「宵のうち」の“時間感覚”

(第13号、通巻33号)
    3月30日付け朝日新聞朝刊に、「気象庁が天気予報などに用いる予報用語から『宵のうち』が消える」という記事が載っていた。同紙によると、この用語は、午後6時から同9時を指す言葉として使われてきたが、一部でもっと遅い時間帯を表すものとして“誤って”理解されているため、今年秋ごろから「夜のはじめごろ」に切り替える予定だという。

    この記事を受けて、昨日4月3日付けの同紙の「声」欄に、31歳の女性から「英文の直訳のような表現に違和感を覚えるとともに、なぜ、分かりやすい表現ばかりを追求するのか疑問に感じた」という投書が寄せられた。

    まったく同感である。「夜のはじめごろ」なんていう、こなれない日本語にするとは、いかにも無粋(ぶすい)な発想だ。

    宵とは、大修館の『明鏡国語辞典』の定義によれば、「日が暮れて間もないころ。夜がまだそれほどふけていないころ」を意味する。『明鏡』は、この語釈に続いて「春の宵」と「宵の口」の二つの連語を示した後、参考情報として「古くは日没から夜中までの時間帯をいった」と注記している。

    「宵」と聞いてフランク永井のヒット曲『君恋し』(作詞 時雨音羽、作曲 佐々紅華)の1番の歌詞、

       宵闇せまれば 悩みは涯(はて)なし
       みだるる心に うつるは誰が影
       君恋し 唇あせねど
       涙はあふれて 今宵も更け行く

を思い出す人も多いに違いない。

    「宵闇」や「宵の明星」、「宵待草」などというロマンティックな言葉があるかと思えば、「宵っ張りの朝寝坊」とか「江戸っ子は宵越しの金は持たぬ」とかいう“いなせな”言い回しもある。

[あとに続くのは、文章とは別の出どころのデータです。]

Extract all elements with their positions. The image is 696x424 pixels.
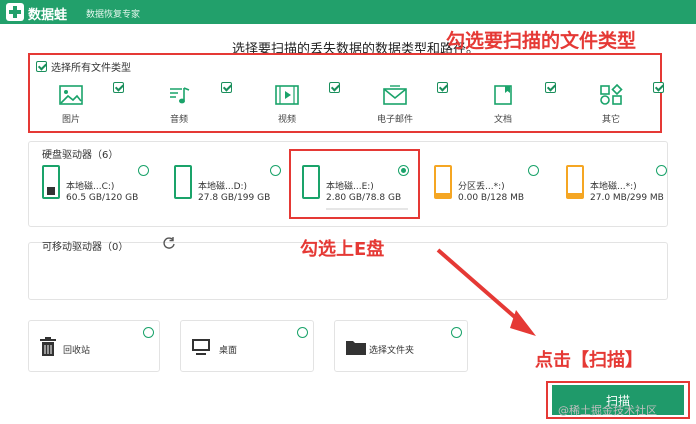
app-logo-icon bbox=[6, 3, 24, 21]
video-icon bbox=[275, 85, 299, 105]
document-checkbox[interactable] bbox=[545, 82, 556, 93]
select-folder-label: 选择文件夹 bbox=[369, 346, 415, 356]
drive-name: 分区丢...*:) bbox=[458, 182, 505, 192]
drive-size: 60.5 GB/120 GB bbox=[66, 193, 139, 203]
desktop-card[interactable]: 桌面 bbox=[180, 320, 314, 372]
file-type-label: 音频 bbox=[169, 115, 188, 125]
other-checkbox[interactable] bbox=[653, 82, 664, 93]
drive-radio[interactable] bbox=[270, 165, 281, 176]
drive-c[interactable]: 本地磁...C:) 60.5 GB/120 GB bbox=[40, 165, 160, 215]
audio-checkbox[interactable] bbox=[221, 82, 232, 93]
file-type-email[interactable]: 电子邮件 bbox=[362, 80, 454, 126]
image-icon bbox=[59, 85, 83, 105]
watermark: @稀土掘金技术社区 bbox=[558, 404, 657, 417]
folder-icon bbox=[346, 341, 366, 355]
image-checkbox[interactable] bbox=[113, 82, 124, 93]
refresh-icon[interactable] bbox=[162, 236, 176, 250]
file-type-other[interactable]: 其它 bbox=[578, 80, 670, 126]
select-folder-radio[interactable] bbox=[451, 327, 462, 338]
drive-size: 27.0 MB/299 MB bbox=[590, 193, 664, 203]
hard-drive-title: 硬盘驱动器（6） bbox=[42, 150, 119, 161]
removable-drive-title: 可移动驱动器（0） bbox=[42, 242, 129, 253]
drive-local-other[interactable]: 本地磁...*:) 27.0 MB/299 MB bbox=[564, 165, 684, 215]
drive-radio[interactable] bbox=[528, 165, 539, 176]
desktop-radio[interactable] bbox=[297, 327, 308, 338]
drive-d[interactable]: 本地磁...D:) 27.8 GB/199 GB bbox=[172, 165, 292, 215]
annotation-click-scan: 点击【扫描】 bbox=[535, 350, 643, 371]
recycle-bin-radio[interactable] bbox=[143, 327, 154, 338]
drive-name: 本地磁...D:) bbox=[198, 182, 248, 192]
document-icon bbox=[494, 85, 512, 105]
email-checkbox[interactable] bbox=[437, 82, 448, 93]
drive-radio[interactable] bbox=[138, 165, 149, 176]
file-type-label: 文档 bbox=[493, 115, 512, 125]
drive-radio[interactable] bbox=[656, 165, 667, 176]
recycle-bin-card[interactable]: 回收站 bbox=[28, 320, 160, 372]
recycle-bin-label: 回收站 bbox=[63, 346, 91, 356]
file-type-label: 电子邮件 bbox=[376, 115, 413, 125]
email-icon bbox=[383, 85, 407, 105]
other-icon bbox=[600, 84, 623, 105]
desktop-label: 桌面 bbox=[219, 346, 238, 356]
drive-icon bbox=[434, 165, 452, 199]
select-all-label: 选择所有文件类型 bbox=[51, 63, 131, 74]
file-type-document[interactable]: 文档 bbox=[470, 80, 562, 126]
select-all-types[interactable]: 选择所有文件类型 bbox=[36, 59, 131, 74]
drive-icon bbox=[566, 165, 584, 199]
drive-name: 本地磁...C:) bbox=[66, 182, 115, 192]
drive-size: 27.8 GB/199 GB bbox=[198, 193, 271, 203]
drive-name: 本地磁...*:) bbox=[590, 182, 637, 192]
drive-icon bbox=[42, 165, 60, 199]
drive-icon bbox=[174, 165, 192, 199]
file-type-label: 图片 bbox=[61, 115, 80, 125]
drive-size: 0.00 B/128 MB bbox=[458, 193, 525, 203]
drive-lost-partition[interactable]: 分区丢...*:) 0.00 B/128 MB bbox=[432, 165, 552, 215]
trash-icon bbox=[40, 337, 56, 356]
file-type-image[interactable]: 图片 bbox=[38, 80, 130, 126]
select-folder-card[interactable]: 选择文件夹 bbox=[334, 320, 468, 372]
file-type-video[interactable]: 视频 bbox=[254, 80, 346, 126]
drive-e-highlight bbox=[289, 149, 420, 219]
annotation-select-e: 勾选上E盘 bbox=[300, 239, 385, 260]
video-checkbox[interactable] bbox=[329, 82, 340, 93]
title-bar: 数据蛙 数据恢复专家 bbox=[0, 0, 696, 24]
music-icon bbox=[170, 87, 190, 104]
file-type-audio[interactable]: 音频 bbox=[146, 80, 238, 126]
monitor-icon bbox=[192, 339, 210, 355]
file-type-label: 其它 bbox=[601, 115, 620, 125]
select-all-checkbox[interactable] bbox=[36, 61, 47, 72]
app-name: 数据蛙 bbox=[28, 8, 68, 23]
file-type-label: 视频 bbox=[277, 115, 296, 125]
app-subtitle: 数据恢复专家 bbox=[86, 10, 141, 20]
annotation-select-types: 勾选要扫描的文件类型 bbox=[446, 30, 637, 52]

後段の2語は、前夜から翌朝までのことだ。要は、意味にかなり幅があるのだ。しかも、情緒があり、粋な感じも備えている。

    「宵のうち」は「宵の口」と同義だが、あえて違いを言うとすれば、「宵の口」の方がほんの少しだけ早い時間、という感じがする。口という語には「物事の始め」、「入ったばかりの辺り」という意味があるからだ。
    時間に関する言葉は、人によって受け止め方が違う。季節によってもニュアンスは変わる。次回も“時感”について考えてみたい。